Hij was echter nog niet van mijn schoonvader af, want deze haalde uit vermoedelijk een boodschappentas nog een boek ter signering. Deze keer schreef de auteur er in: ‘Voor A. J. Spieker’, gevolgd door zijn handtekening en de opmerking (de enige echte).
Gezien deze opmerking, vermoed ik dat mijn schoonvader of mijn schoonmoeder vlak hiervoor de opmerking heeft gemaakt dat het toch wel heel bijzonder was dat ze hier in Harlingen de beroemde Jan de Hartog uit het verre Amerika konden ontmoeten.
Mocht Jan de Hartog nu denken dat hij klaar was met mijn schoonouders, dan vergiste hij zich. Daar kwam het derde boek uit de tas. ‘Voor A.J. Spieker‘ gevolgd door zijn handtekening en de datum schreef Jan de Hartog deze keer.
Ik kan me voorstellen dat de rij achter mijn schoonouders wat onrustig werd toen mijn schoonvader een vierde boek uit de tas haalde. Drie jaar eerder had Jan de Hartog een prijs gekregen en een krantenberichtje daarover had mijn schoonvader in het boek geplakt.
Deze keer had de auteur geen zin meer om ook ‘voor A.J. Spieker’ te schrijven en beperkte hij zich tot alleen zijn handtekening en de datum.
Groot moet de ontzetting van de auteur, de boekhandelaar en de rij zijn geweest toen er nog een vijfde boek uit de tas kwam, maar gezien de signering, waar een duidelijke opluchting uit blijkt, zal mijn schoonvader of schoonmoeder verteld hebben dat dit toch echt het laatste boek was: “Verzamelaarsters!

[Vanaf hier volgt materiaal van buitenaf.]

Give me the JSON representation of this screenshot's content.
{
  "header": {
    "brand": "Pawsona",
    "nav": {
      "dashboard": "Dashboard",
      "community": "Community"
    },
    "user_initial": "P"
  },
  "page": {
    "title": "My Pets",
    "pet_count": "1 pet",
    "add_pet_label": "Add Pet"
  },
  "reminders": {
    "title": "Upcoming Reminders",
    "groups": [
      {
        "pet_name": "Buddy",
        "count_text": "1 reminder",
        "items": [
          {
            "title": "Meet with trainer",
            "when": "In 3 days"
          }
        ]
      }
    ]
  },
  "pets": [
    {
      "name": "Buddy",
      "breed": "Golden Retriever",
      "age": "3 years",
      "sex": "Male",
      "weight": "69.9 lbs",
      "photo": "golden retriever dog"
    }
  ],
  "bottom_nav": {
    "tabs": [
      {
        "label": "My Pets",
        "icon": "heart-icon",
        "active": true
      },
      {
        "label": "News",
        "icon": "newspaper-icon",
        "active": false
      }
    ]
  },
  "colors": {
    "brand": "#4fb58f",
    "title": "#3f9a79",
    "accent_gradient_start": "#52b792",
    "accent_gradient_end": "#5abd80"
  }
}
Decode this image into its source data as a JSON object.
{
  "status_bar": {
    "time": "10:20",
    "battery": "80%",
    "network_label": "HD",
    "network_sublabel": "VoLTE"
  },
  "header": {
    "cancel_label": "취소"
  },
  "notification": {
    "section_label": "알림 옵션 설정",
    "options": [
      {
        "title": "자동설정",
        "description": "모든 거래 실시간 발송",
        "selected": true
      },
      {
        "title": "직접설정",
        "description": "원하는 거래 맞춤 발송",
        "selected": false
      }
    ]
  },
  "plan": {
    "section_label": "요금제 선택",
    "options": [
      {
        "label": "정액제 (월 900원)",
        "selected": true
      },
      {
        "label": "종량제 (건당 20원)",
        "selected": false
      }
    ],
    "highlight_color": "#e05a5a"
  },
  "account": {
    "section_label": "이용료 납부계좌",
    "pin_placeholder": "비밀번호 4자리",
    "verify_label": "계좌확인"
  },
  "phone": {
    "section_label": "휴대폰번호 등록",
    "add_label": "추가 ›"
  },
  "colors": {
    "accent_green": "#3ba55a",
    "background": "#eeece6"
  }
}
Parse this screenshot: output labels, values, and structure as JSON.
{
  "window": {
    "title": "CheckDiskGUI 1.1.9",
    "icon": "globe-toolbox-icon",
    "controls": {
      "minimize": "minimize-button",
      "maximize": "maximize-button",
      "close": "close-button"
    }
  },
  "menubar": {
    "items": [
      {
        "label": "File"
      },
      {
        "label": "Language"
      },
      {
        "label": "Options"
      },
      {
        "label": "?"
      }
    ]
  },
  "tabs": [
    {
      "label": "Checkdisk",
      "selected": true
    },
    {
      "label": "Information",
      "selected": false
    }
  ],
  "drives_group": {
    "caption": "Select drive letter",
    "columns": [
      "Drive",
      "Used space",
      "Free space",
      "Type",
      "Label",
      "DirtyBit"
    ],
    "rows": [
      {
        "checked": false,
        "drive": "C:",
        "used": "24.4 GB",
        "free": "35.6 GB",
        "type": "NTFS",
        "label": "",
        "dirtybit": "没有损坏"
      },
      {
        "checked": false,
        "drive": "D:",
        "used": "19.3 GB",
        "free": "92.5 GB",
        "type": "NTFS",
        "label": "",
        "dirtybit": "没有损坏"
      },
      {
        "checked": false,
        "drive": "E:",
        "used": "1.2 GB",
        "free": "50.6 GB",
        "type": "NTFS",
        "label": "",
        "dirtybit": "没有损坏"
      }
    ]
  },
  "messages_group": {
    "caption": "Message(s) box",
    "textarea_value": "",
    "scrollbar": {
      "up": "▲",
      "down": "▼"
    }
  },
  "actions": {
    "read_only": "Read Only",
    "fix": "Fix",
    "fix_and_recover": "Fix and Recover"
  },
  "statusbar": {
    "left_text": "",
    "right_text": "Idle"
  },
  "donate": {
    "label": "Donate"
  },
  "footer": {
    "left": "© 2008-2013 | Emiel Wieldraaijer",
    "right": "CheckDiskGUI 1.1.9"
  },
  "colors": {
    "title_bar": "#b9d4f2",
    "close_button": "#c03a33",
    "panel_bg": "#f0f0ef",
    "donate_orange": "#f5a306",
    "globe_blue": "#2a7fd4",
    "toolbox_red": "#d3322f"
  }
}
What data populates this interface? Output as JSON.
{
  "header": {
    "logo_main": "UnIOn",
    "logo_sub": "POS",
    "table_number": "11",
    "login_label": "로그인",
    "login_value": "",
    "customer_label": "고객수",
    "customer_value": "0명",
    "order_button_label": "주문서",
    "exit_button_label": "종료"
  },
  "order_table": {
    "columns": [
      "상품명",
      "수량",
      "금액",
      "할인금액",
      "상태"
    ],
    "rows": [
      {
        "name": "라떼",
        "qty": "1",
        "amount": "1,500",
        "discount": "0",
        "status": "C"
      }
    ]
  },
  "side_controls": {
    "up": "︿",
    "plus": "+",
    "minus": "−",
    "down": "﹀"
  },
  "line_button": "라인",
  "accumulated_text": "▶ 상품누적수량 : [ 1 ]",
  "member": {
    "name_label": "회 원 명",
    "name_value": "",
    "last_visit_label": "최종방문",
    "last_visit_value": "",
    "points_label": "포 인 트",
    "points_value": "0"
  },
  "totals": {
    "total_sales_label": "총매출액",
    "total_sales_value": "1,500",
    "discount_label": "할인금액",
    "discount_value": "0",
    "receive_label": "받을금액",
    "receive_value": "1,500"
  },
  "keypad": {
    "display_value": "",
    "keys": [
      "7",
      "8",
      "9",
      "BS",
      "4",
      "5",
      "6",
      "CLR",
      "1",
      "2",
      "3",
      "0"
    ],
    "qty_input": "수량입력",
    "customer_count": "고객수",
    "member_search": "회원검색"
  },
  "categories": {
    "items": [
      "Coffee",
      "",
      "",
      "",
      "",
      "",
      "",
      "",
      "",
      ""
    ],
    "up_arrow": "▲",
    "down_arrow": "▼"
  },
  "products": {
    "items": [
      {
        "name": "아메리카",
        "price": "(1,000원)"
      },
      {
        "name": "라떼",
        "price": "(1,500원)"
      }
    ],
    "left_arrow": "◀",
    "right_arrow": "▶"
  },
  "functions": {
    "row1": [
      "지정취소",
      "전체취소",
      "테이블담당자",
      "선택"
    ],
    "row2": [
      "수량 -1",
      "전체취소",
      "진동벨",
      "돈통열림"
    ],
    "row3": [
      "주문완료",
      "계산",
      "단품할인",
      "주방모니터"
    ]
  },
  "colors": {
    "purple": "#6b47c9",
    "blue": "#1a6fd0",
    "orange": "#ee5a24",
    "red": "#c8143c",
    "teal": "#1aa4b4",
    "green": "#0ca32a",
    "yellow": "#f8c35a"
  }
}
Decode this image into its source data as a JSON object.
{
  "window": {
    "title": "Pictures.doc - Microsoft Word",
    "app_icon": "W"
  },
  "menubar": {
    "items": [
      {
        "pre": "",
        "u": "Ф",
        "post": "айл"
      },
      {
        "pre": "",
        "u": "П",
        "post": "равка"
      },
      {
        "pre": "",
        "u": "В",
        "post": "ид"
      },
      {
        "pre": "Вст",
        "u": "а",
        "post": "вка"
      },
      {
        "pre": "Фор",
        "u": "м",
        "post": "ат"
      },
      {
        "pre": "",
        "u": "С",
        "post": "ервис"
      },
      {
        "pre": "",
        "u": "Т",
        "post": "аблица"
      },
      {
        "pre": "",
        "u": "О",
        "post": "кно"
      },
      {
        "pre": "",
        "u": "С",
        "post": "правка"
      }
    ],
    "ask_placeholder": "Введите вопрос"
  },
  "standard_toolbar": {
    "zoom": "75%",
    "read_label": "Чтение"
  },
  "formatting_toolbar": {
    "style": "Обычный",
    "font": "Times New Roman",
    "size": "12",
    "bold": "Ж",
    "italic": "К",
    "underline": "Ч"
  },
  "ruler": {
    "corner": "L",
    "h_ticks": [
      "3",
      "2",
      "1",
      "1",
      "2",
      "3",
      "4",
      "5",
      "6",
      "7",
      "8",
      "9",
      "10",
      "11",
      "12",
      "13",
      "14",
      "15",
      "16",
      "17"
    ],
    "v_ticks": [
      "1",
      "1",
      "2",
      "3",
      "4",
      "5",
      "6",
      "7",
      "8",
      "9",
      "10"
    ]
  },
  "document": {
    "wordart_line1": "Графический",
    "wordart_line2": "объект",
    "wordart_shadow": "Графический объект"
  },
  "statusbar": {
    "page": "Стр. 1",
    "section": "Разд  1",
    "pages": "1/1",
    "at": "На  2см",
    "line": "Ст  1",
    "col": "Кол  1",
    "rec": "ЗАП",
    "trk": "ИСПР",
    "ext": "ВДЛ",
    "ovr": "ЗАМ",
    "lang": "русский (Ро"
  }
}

In dankbaarheid’ schreef Jan de Hartog.
Ik kan niet anders dan constateren dat Jan de Hartog een geduldig iemand was en mijn schoonvader een groot fan. En oh ja, Jan de Hartog heeft zo’n veertig boeken geschreven. Geen idee hoeveel boeken van hem mijn schoonvader had, maar het zou best wel eens kunnen zijn dat Jan de Hartog die avond goed is weggekomen. Het had veel erger kunnen zijn.